Mobile phone-based games could provide a new way to teach basic knowledge of Chinese language characters that might be particularly helpful in underdeveloped rural areas of China, say researchers in Carnegie Mellon University’s Mobile & Immersive Learning for Literacy in Emerging Economies (MILLEE) Project.

Earlier this year, researchers reported that two mobile learning games, inspired by traditional Chinese games, showed promise during preliminary tests with children in Xin’an, an underdeveloped region in Henan Province, China. The researchers from Carnegie Mellon, the University of California, Berkeley and the Chinese Academy of Sciences reported their findings at CHI 2010, the Association for Computing Machinery’s Conference on Human Factors in Computing Systems in Atlanta, Ga. Subsequent studies this summer at a privately run school in Beijing likewise showed that students playing the educational videogames increased their knowledge of Chinese characters.

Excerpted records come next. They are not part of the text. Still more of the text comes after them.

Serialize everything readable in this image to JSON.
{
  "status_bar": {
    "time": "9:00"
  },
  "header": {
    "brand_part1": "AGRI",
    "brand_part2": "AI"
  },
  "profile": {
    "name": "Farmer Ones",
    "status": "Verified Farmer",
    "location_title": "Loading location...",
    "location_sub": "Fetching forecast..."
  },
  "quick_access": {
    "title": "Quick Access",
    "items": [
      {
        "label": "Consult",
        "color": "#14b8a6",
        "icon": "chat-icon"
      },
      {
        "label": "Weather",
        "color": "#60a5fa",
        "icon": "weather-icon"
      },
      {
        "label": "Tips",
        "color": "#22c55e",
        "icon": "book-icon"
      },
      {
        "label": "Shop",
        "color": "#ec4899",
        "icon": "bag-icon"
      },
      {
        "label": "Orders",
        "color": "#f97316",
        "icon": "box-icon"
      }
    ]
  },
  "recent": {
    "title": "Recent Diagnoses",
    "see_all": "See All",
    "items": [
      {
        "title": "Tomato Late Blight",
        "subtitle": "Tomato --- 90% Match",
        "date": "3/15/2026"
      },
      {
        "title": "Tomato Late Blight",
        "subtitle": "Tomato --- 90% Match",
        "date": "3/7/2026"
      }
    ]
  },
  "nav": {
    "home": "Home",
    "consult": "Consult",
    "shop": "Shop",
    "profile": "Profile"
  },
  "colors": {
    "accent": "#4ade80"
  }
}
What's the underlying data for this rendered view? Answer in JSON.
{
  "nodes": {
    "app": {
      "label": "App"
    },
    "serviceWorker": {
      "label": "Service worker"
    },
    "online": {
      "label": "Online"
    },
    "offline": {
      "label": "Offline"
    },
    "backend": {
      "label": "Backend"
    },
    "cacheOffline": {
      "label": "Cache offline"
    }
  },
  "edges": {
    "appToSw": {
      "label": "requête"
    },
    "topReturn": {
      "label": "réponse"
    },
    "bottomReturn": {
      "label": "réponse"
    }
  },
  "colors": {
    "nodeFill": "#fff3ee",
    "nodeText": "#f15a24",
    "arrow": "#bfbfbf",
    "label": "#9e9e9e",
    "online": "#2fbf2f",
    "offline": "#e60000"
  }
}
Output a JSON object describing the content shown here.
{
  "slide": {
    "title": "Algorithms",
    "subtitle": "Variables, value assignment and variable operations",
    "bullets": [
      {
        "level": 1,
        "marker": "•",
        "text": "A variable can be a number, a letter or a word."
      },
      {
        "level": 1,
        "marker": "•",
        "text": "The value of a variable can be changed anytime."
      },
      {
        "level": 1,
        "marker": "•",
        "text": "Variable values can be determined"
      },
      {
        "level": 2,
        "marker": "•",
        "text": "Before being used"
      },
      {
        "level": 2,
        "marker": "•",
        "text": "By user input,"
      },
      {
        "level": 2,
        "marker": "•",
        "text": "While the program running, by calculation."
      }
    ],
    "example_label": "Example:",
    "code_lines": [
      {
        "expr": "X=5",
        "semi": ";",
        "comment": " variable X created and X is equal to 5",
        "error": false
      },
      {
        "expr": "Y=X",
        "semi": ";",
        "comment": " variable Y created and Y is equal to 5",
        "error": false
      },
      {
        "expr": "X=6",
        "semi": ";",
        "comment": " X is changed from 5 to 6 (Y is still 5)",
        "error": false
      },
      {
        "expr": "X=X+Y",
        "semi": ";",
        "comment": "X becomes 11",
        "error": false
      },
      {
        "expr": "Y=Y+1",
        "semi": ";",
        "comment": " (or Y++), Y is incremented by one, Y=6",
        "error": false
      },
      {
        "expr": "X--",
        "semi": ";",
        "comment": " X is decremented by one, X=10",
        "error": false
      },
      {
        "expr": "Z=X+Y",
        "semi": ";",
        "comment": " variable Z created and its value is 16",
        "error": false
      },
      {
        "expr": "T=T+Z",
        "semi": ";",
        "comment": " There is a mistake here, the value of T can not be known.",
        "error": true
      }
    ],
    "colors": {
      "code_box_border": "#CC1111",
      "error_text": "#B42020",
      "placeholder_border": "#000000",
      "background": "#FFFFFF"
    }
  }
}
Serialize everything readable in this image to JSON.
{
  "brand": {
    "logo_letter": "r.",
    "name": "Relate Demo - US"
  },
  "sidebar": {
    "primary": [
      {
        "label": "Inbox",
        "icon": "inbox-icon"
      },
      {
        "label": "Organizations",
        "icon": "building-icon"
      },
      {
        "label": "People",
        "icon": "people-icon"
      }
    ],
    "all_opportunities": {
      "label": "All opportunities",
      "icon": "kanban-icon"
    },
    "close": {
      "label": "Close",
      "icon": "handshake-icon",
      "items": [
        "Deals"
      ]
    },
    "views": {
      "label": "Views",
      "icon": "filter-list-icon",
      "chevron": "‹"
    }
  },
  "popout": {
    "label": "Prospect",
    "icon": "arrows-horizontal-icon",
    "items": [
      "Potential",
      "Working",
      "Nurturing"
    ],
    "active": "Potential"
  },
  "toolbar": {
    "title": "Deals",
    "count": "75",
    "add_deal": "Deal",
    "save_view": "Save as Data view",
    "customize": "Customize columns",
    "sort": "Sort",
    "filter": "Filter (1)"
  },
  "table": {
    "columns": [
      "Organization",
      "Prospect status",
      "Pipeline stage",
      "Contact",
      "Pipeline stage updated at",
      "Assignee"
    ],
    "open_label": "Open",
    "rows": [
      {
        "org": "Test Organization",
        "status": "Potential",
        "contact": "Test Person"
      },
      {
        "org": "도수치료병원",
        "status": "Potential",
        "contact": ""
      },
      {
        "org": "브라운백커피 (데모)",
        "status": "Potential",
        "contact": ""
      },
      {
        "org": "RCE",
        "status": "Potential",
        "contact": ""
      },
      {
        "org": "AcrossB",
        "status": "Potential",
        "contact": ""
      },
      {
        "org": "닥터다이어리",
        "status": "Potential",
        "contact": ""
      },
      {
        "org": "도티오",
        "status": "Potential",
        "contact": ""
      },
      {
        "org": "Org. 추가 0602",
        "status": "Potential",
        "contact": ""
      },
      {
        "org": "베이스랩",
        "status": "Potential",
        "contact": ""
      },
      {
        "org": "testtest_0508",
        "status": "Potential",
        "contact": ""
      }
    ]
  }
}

“We believe that the cooperative learning encouraged by the games contributed to character learning,” said CMU’s Matthew Kam, assistant professor in the School of Computer Science’s Human-Computer Interaction Institute and MILLEE project director. “The results of our studies suggest that further development of these games could make inexpensive mobile phones important learning tools, particularly for children in underdeveloped rural areas.”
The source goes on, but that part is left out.